We use it for building and maintaining muscle mass, but also for producing hormones, and even sometimes as a source of energy. “The main thing a lot of people don’t realise, is that every part of us is made from protein. Our skin, our muscles, our hair, everything, so if we don’t have enough protein then those body organs aren’t going to work properly”. Says Dr Luliano from the University of Melbourne.

Where can I find protein when I am on a plant-based/ vegan diet

We all know that we can find protein in meat, fish and dairy. But what if I am on a plant-based/ vegan diet? And how does that compare to the above options. The good news is there are plenty of great plant-based options to get you proteins from. And remember *the average person only needs somewhere between 40 and 60 grams of protein per day.

40-60 grams is not that much… is it? No, it is not especially if you know 100 grams (less than half a cup) of soybeans (tofu, tempeh, edamame) consists of between 10 – 19 grams of protein. This would already be a quarter of your daily intake.

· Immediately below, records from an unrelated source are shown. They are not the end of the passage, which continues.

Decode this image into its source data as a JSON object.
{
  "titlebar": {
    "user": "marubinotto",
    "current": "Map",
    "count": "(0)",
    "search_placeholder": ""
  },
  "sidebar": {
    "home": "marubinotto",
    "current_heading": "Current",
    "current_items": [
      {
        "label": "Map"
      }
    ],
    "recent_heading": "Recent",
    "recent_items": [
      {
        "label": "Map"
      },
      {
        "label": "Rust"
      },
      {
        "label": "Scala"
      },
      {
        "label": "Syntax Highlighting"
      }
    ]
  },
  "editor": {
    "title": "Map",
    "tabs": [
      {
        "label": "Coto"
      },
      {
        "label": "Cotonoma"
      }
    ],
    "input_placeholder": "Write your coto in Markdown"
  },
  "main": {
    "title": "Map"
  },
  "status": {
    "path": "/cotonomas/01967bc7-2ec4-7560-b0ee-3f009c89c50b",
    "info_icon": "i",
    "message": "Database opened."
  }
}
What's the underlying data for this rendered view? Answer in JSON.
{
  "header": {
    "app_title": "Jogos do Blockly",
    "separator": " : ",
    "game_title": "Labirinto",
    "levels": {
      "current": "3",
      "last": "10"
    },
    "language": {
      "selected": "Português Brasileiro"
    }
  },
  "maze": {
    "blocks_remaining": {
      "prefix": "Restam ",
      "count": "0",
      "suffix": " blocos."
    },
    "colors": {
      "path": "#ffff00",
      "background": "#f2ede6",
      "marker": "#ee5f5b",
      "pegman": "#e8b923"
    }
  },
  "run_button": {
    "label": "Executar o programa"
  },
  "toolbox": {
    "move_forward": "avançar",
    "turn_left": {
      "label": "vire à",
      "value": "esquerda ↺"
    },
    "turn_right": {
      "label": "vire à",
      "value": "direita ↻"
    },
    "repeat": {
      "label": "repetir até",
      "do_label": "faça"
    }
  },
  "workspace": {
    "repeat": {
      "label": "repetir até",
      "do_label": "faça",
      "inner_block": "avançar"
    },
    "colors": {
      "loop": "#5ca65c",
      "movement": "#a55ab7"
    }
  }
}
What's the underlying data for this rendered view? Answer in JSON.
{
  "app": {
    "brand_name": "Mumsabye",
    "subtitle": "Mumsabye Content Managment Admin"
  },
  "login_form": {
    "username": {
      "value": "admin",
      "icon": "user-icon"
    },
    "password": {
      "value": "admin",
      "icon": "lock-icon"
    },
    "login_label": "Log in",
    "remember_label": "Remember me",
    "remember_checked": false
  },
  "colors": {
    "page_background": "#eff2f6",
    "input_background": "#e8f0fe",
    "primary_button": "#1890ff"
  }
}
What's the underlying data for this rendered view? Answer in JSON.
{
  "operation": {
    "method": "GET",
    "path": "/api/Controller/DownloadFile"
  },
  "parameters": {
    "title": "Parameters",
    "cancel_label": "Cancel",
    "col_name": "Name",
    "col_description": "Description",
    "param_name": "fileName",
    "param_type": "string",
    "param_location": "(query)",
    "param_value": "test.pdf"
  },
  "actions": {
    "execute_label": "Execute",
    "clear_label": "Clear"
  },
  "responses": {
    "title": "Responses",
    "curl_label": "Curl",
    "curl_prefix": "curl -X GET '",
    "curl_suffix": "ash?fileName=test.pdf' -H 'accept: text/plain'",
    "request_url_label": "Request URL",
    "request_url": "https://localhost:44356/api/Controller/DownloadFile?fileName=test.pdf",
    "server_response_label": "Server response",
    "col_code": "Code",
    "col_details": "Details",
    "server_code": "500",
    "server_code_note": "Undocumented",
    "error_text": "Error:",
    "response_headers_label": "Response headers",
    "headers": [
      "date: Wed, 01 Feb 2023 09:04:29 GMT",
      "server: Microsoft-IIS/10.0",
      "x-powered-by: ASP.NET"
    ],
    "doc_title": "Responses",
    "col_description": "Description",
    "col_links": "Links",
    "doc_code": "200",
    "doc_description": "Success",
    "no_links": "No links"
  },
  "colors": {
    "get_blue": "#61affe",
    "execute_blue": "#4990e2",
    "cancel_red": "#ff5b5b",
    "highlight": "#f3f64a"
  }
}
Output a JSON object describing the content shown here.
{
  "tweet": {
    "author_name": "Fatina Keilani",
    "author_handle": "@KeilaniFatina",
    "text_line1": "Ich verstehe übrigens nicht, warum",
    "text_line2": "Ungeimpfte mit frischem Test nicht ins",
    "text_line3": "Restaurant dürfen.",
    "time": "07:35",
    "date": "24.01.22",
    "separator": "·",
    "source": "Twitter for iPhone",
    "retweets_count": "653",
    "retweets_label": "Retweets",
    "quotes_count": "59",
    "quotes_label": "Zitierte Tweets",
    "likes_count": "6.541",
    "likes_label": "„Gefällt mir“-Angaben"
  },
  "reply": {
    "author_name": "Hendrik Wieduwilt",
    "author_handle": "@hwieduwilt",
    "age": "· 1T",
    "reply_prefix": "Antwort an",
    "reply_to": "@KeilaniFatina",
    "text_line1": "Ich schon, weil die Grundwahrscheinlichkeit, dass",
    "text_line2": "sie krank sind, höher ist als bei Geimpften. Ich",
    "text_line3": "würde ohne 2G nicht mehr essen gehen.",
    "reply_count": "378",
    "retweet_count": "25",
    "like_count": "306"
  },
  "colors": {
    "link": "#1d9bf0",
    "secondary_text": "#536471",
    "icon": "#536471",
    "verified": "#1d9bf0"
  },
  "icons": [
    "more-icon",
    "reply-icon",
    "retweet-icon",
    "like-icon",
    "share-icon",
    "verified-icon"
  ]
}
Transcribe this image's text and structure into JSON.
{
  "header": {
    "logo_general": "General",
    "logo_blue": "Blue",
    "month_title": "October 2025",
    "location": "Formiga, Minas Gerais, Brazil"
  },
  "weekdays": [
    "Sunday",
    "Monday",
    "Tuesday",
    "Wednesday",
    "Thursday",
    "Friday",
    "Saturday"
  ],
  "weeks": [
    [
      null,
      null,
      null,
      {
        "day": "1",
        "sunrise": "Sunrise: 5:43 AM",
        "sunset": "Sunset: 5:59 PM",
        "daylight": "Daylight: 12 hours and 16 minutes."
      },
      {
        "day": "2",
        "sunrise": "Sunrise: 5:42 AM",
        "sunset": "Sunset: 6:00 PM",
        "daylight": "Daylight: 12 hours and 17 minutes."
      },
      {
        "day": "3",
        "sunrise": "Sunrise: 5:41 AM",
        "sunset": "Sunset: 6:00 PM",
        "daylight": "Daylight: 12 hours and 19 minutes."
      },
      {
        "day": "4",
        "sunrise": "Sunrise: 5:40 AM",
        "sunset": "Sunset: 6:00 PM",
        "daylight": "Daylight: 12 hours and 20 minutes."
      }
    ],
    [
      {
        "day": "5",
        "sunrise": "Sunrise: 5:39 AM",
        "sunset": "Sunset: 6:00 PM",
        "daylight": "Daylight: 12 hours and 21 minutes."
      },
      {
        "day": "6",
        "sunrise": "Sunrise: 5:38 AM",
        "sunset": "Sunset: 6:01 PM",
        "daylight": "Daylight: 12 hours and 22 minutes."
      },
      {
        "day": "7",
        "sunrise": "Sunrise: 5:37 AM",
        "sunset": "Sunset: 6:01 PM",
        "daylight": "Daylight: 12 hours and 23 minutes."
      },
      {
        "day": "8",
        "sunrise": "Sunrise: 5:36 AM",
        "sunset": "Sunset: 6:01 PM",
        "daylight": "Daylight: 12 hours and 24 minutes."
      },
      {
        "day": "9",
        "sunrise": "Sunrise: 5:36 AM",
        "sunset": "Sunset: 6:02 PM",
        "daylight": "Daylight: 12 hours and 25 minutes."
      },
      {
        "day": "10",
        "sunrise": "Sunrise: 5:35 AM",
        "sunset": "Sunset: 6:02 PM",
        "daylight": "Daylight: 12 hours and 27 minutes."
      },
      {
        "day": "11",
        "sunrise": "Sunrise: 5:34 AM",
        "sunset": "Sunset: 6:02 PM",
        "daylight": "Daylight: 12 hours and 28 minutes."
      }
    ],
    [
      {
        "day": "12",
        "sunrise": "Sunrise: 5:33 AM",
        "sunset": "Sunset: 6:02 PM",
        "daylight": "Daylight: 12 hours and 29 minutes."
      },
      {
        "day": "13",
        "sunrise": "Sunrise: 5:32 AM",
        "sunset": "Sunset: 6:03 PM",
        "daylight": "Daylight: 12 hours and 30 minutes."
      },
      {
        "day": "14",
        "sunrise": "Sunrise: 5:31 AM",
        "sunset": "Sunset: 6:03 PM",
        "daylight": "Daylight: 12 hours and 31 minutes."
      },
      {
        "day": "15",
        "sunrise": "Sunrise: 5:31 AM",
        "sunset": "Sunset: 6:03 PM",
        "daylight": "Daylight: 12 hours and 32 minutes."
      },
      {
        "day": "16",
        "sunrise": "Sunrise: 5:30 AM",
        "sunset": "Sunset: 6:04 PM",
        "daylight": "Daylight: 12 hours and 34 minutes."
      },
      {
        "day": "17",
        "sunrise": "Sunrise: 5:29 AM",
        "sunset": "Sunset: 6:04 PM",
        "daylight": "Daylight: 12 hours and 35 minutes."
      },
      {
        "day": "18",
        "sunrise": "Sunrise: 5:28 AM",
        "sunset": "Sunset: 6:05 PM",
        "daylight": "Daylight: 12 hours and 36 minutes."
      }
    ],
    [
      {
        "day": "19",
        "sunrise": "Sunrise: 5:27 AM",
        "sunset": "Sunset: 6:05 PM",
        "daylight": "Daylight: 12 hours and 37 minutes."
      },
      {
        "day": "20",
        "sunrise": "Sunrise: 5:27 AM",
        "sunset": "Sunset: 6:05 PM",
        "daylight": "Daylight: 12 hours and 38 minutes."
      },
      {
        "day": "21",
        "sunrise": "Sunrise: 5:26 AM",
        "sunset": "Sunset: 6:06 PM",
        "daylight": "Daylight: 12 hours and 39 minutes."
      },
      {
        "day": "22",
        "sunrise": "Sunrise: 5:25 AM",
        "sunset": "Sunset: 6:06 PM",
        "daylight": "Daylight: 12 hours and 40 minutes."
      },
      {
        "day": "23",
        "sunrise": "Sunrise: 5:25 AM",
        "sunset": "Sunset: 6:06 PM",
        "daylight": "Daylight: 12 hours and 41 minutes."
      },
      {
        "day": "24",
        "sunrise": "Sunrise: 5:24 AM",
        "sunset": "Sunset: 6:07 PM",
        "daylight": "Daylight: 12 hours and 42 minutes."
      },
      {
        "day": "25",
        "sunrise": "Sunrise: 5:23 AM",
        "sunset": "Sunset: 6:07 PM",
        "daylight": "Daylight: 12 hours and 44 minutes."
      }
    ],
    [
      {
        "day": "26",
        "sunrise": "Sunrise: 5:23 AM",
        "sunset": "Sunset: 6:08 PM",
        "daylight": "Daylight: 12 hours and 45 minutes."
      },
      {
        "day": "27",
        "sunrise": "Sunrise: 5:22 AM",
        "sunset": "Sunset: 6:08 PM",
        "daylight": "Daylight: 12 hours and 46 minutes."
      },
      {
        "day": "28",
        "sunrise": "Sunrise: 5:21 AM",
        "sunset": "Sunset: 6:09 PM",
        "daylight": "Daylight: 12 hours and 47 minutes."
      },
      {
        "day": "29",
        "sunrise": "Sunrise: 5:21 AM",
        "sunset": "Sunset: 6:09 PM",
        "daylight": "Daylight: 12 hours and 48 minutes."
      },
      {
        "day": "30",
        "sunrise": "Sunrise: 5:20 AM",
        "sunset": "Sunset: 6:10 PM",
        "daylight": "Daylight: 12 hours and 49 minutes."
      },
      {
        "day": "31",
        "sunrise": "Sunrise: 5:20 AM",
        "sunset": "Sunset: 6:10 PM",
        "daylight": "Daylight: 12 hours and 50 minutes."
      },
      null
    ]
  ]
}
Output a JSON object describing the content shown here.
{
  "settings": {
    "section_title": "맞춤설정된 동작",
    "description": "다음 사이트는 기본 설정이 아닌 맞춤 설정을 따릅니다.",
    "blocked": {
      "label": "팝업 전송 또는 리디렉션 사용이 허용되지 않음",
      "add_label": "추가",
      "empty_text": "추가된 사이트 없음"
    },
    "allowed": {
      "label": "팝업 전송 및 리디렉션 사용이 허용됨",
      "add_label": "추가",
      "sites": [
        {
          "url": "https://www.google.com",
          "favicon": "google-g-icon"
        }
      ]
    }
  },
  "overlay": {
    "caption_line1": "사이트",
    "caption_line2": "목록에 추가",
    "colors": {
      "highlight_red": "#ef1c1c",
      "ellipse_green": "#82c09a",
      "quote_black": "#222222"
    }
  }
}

What plant-based products consist a lot of protein?

  • Seitan 25 grams of protein per 100-gram servings
  • Tofu and tempeh  between 10-19 grams of protein per 100-gram servings
  • Peanut Butter 25 grams of protein per 100-gram servings
  • Lentils 9 grams of protein per 100-gram servings
  • Chickpeas and other beans 7 grams of proteins per 100-gram servings
  • Nutritional yeast 14 grams of proteins per 25-gram servings
  • Spelt and Teff 5 grams of proteins per 100-gram servings
  • Green Peas and Quinoa 4 grams of proteins per 100-gram servings
  • Soymilk 5 grams per 100 ml serving

Other good sources are: Chia seeds, Flaxseeds, Oats, Wild rice, Nuts, Broccoli, Spinach, Sweet Potato

As you can see there are plenty of options to get your proteins into your plant-based/ vegan diet. At VegMeUp a fully plant-based meal kit service we always make sure to place several well-balanced dishes on the menu, this includes dishes that cover your proteins.

Conclusion

It is fairly easy to stay on top of your protein intake by following a plant-based or vegan diet. If you are a fanatic sporter or athlete it might be worth looking into some professional guidelines around food intake. There is a big variety of food available that can help you stay on top of your protein intake. Play around and try different things that work for you.